"No quitar la mirada en Jesús en esta pandemia"

El obispo César Daniel Fernández, en su homilía de ayer, invitó a los jujeños "a no quitar la mirada de Jesús en este tiempo de pandemia, en esto que estamos viviendo".

Lo hizo poniendo como ejemplo el relato evangélico de San Mateo, de la tempestad calmada y el encuentro de Jesús con sus discípulos, luego de caminar sobre las aguas de un mar bravío al que Él los mandó.

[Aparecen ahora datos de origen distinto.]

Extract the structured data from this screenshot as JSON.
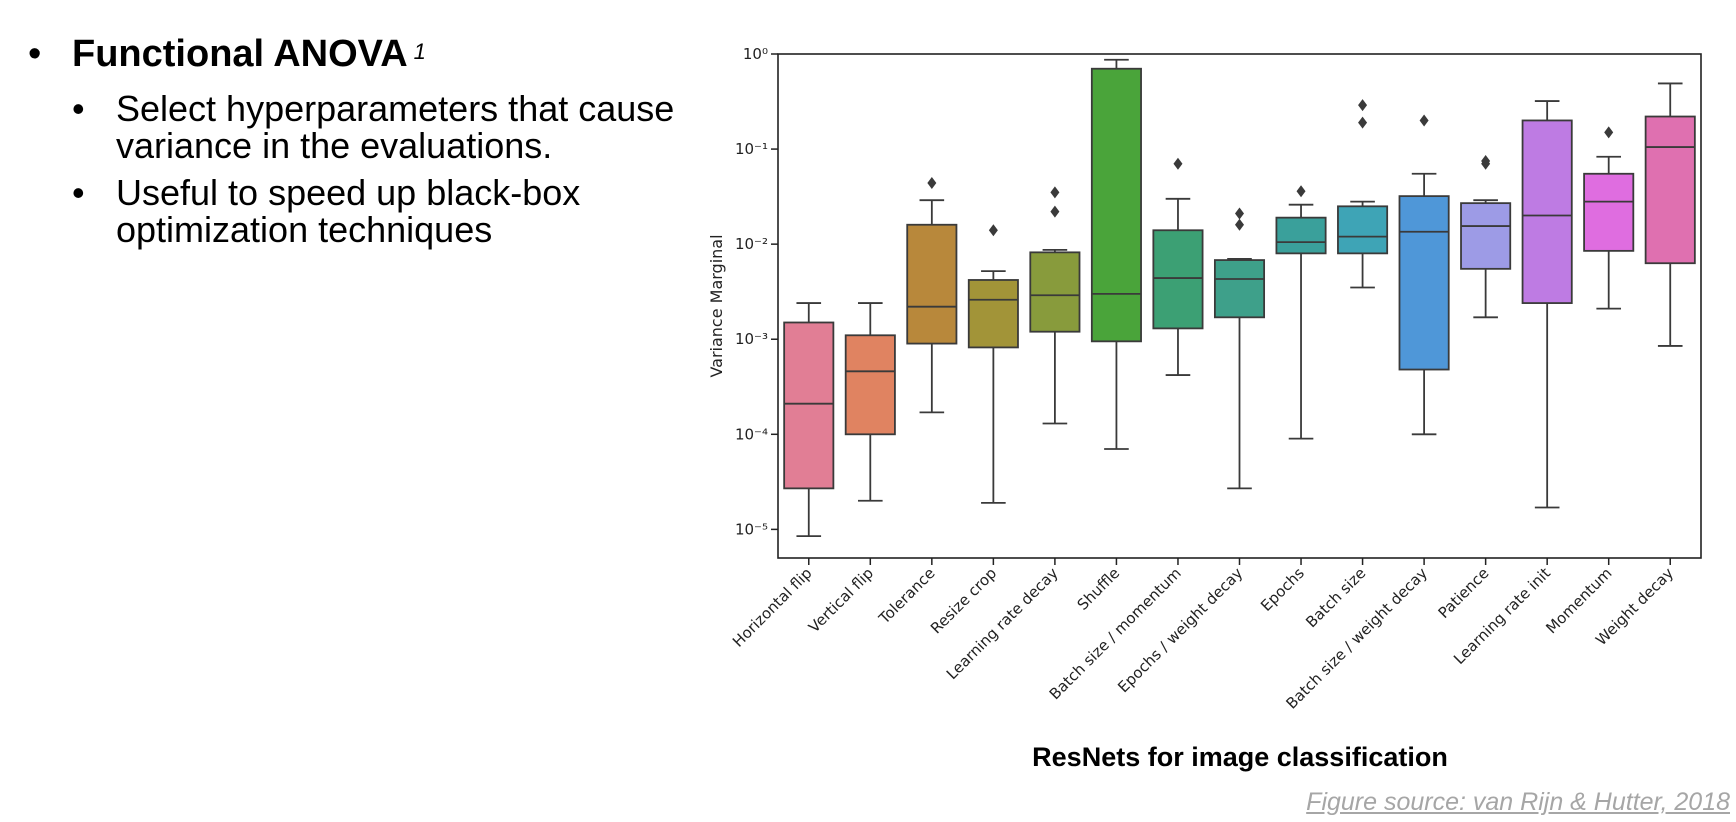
{
  "slide": {
    "heading": "Functional ANOVA",
    "heading_sup": "1",
    "bullets": [
      "Select hyperparameters that cause variance in the evaluations.",
      "Useful to speed up black-box optimization techniques"
    ],
    "figure_title": "ResNets for image classification",
    "figure_source": "Figure source: van Rijn & Hutter, 2018"
  },
  "chart_data": {
    "type": "box",
    "title": "",
    "xlabel": "",
    "ylabel": "Variance Marginal",
    "yscale": "log",
    "ylim": [
      5e-06,
      1
    ],
    "yticks": [
      {
        "value": 1,
        "label": "10⁰"
      },
      {
        "value": 0.1,
        "label": "10⁻¹"
      },
      {
        "value": 0.01,
        "label": "10⁻²"
      },
      {
        "value": 0.001,
        "label": "10⁻³"
      },
      {
        "value": 0.0001,
        "label": "10⁻⁴"
      },
      {
        "value": 1e-05,
        "label": "10⁻⁵"
      }
    ],
    "grid": false,
    "categories": [
      {
        "name": "Horizontal flip",
        "color": "#e17e95",
        "whislo": 8.5e-06,
        "q1": 2.7e-05,
        "median": 0.00021,
        "q3": 0.0015,
        "whishi": 0.0024,
        "outliers": []
      },
      {
        "name": "Vertical flip",
        "color": "#e08361",
        "whislo": 2e-05,
        "q1": 0.0001,
        "median": 0.00046,
        "q3": 0.0011,
        "whishi": 0.0024,
        "outliers": []
      },
      {
        "name": "Tolerance",
        "color": "#b8883b",
        "whislo": 0.00017,
        "q1": 0.0009,
        "median": 0.0022,
        "q3": 0.016,
        "whishi": 0.029,
        "outliers": [
          0.044
        ]
      },
      {
        "name": "Resize crop",
        "color": "#a29438",
        "whislo": 1.9e-05,
        "q1": 0.00082,
        "median": 0.0026,
        "q3": 0.0042,
        "whishi": 0.0052,
        "outliers": [
          0.014
        ]
      },
      {
        "name": "Learning rate decay",
        "color": "#889b3c",
        "whislo": 0.00013,
        "q1": 0.0012,
        "median": 0.0029,
        "q3": 0.0082,
        "whishi": 0.0087,
        "outliers": [
          0.022,
          0.035
        ]
      },
      {
        "name": "Shuffle",
        "color": "#4aa43a",
        "whislo": 7e-05,
        "q1": 0.00095,
        "median": 0.003,
        "q3": 0.7,
        "whishi": 0.87,
        "outliers": []
      },
      {
        "name": "Batch size / momentum",
        "color": "#3ca074",
        "whislo": 0.00042,
        "q1": 0.0013,
        "median": 0.0044,
        "q3": 0.014,
        "whishi": 0.03,
        "outliers": [
          0.07
        ]
      },
      {
        "name": "Epochs / weight decay",
        "color": "#3ea08a",
        "whislo": 2.7e-05,
        "q1": 0.0017,
        "median": 0.0043,
        "q3": 0.0068,
        "whishi": 0.007,
        "outliers": [
          0.016,
          0.021
        ]
      },
      {
        "name": "Epochs",
        "color": "#3aa09b",
        "whislo": 9e-05,
        "q1": 0.008,
        "median": 0.0105,
        "q3": 0.019,
        "whishi": 0.026,
        "outliers": [
          0.036
        ]
      },
      {
        "name": "Batch size",
        "color": "#3ea4b6",
        "whislo": 0.0035,
        "q1": 0.008,
        "median": 0.012,
        "q3": 0.025,
        "whishi": 0.028,
        "outliers": [
          0.19,
          0.29
        ]
      },
      {
        "name": "Batch size / weight decay",
        "color": "#4f97d8",
        "whislo": 0.0001,
        "q1": 0.00048,
        "median": 0.0135,
        "q3": 0.032,
        "whishi": 0.055,
        "outliers": [
          0.2
        ]
      },
      {
        "name": "Patience",
        "color": "#9d9be6",
        "whislo": 0.0017,
        "q1": 0.0055,
        "median": 0.0155,
        "q3": 0.027,
        "whishi": 0.029,
        "outliers": [
          0.07,
          0.075
        ]
      },
      {
        "name": "Learning rate init",
        "color": "#be7be3",
        "whislo": 1.7e-05,
        "q1": 0.0024,
        "median": 0.02,
        "q3": 0.2,
        "whishi": 0.32,
        "outliers": []
      },
      {
        "name": "Momentum",
        "color": "#df6de0",
        "whislo": 0.0021,
        "q1": 0.0085,
        "median": 0.028,
        "q3": 0.055,
        "whishi": 0.083,
        "outliers": [
          0.15
        ]
      },
      {
        "name": "Weight decay",
        "color": "#df70b0",
        "whislo": 0.00085,
        "q1": 0.0063,
        "median": 0.105,
        "q3": 0.22,
        "whishi": 0.49,
        "outliers": []
      }
    ]
  }
}
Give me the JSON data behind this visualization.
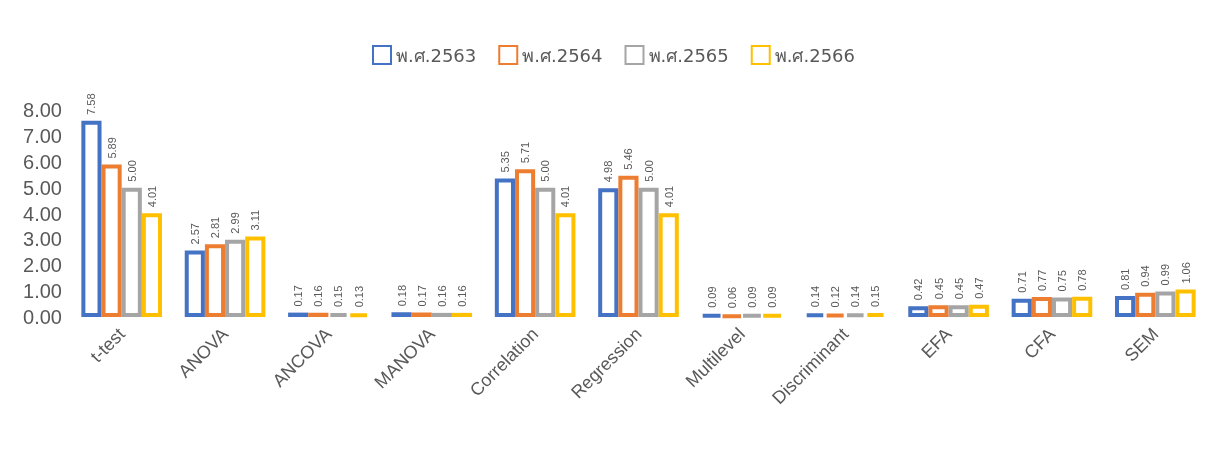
{
  "chart_data": {
    "type": "bar",
    "categories": [
      "t-test",
      "ANOVA",
      "ANCOVA",
      "MANOVA",
      "Correlation",
      "Regression",
      "Multilevel",
      "Discriminant",
      "EFA",
      "CFA",
      "SEM"
    ],
    "series": [
      {
        "name": "พ.ศ.2563",
        "color": "#4472c4",
        "values": [
          7.58,
          2.57,
          0.17,
          0.18,
          5.35,
          4.98,
          0.09,
          0.14,
          0.42,
          0.71,
          0.81
        ],
        "value_labels": [
          "7.58",
          "2.57",
          "0.17",
          "0.18",
          "5.35",
          "4.98",
          "0.09",
          "0.14",
          "0.42",
          "0.71",
          "0.81"
        ]
      },
      {
        "name": "พ.ศ.2564",
        "color": "#ed7d31",
        "values": [
          5.89,
          2.81,
          0.16,
          0.17,
          5.71,
          5.46,
          0.06,
          0.12,
          0.45,
          0.77,
          0.94
        ],
        "value_labels": [
          "5.89",
          "2.81",
          "0.16",
          "0.17",
          "5.71",
          "5.46",
          "0.06",
          "0.12",
          "0.45",
          "0.77",
          "0.94"
        ]
      },
      {
        "name": "พ.ศ.2565",
        "color": "#a5a5a5",
        "values": [
          5.0,
          2.99,
          0.15,
          0.16,
          5.0,
          5.0,
          0.09,
          0.14,
          0.45,
          0.75,
          0.99
        ],
        "value_labels": [
          "5.00",
          "2.99",
          "0.15",
          "0.16",
          "5.00",
          "5.00",
          "0.09",
          "0.14",
          "0.45",
          "0.75",
          "0.99"
        ]
      },
      {
        "name": "พ.ศ.2566",
        "color": "#ffc000",
        "values": [
          4.01,
          3.11,
          0.13,
          0.16,
          4.01,
          4.01,
          0.09,
          0.15,
          0.47,
          0.78,
          1.06
        ],
        "value_labels": [
          "4.01",
          "3.11",
          "0.13",
          "0.16",
          "4.01",
          "4.01",
          "0.09",
          "0.15",
          "0.47",
          "0.78",
          "1.06"
        ]
      }
    ],
    "ylim": [
      0,
      8
    ],
    "yticks": [
      {
        "value": 0,
        "label": "0.00"
      },
      {
        "value": 1,
        "label": "1.00"
      },
      {
        "value": 2,
        "label": "2.00"
      },
      {
        "value": 3,
        "label": "3.00"
      },
      {
        "value": 4,
        "label": "4.00"
      },
      {
        "value": 5,
        "label": "5.00"
      },
      {
        "value": 6,
        "label": "6.00"
      },
      {
        "value": 7,
        "label": "7.00"
      },
      {
        "value": 8,
        "label": "8.00"
      }
    ],
    "grid": false,
    "legend": "top"
  }
}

"Es para vivirlo desde esta experiencia de fe, de saber que Él viene a nuestra vida, y si viene a la barca de nuestra vida traerá la paz, la tranquilidad y el sosiego", remarcó.

Agregó que "el Señor permite circunstancias adversas en el tiempo de la vida, porque nuestro tiempo es también, debe ser así, zozobrante, inquieto, hasta que lleguemos al final de la vida y todo será la calma, el gozo, la felicidad eterna con Él en el cielo".

"Mientras tanto, atravesamos mares, campeamos temporales y tormentas, pero con la mirada puesta en Jesús. Ahí es donde tenemos que nosotros mantenernos seguros para no perder estabilidad", remarcó después.

"Pidamos al Señor nos conceda esta gracia a todos los que estamos atravesando ahora en esta parte del mundo, en el hemisferio Sur, las consecuencias de la pandemia. Para que en medio de todas estas zozobras, podamos mantener nuestros ojos en el Señor que nos llama a ir a su encuentro, para que abrazados con Él, tomados de su mano, encontremos la serenidad y la paz, se calme nuestro corazón, y con Él en la barca, como termina diciendo el Evangelio de hoy, el viento cesó y las olas se calmaron", agregó.

Fernández señaló que este Evangelio "lo hemos meditado sobre todo desde que el 31 de marzo, cuando el papa Francisco escogió este texto para ayudarnos a entrar en una mirada sobrenatural y de fe, sobre la pandemia que estaba azotando en ese entonces fuertemente, al continente europeo. Todavía acá no teníamos la situación que estamos viviendo hoy. Pero ciertamente que este Evangelio ha sido leído, meditado, ha sido apropiado por generaciones enteras de creyentes a lo largo de los siglos".

Acotó que en el momento en el que fue escrito ese Evangelio, el mundo conocido pasaba por una tempestad, después de la muerte y resurrección del Señor. Las persecuciones arreciaban y cientos de miles de cristianos tuvieron que dar la vida por Jesús. "La vida era realmente muy difícil, y siempre esta imagen de una barca con los discípulos adentro en medio de un mar agitado y un viento tempestuoso, fue de la Iglesia", dijo para finalizar.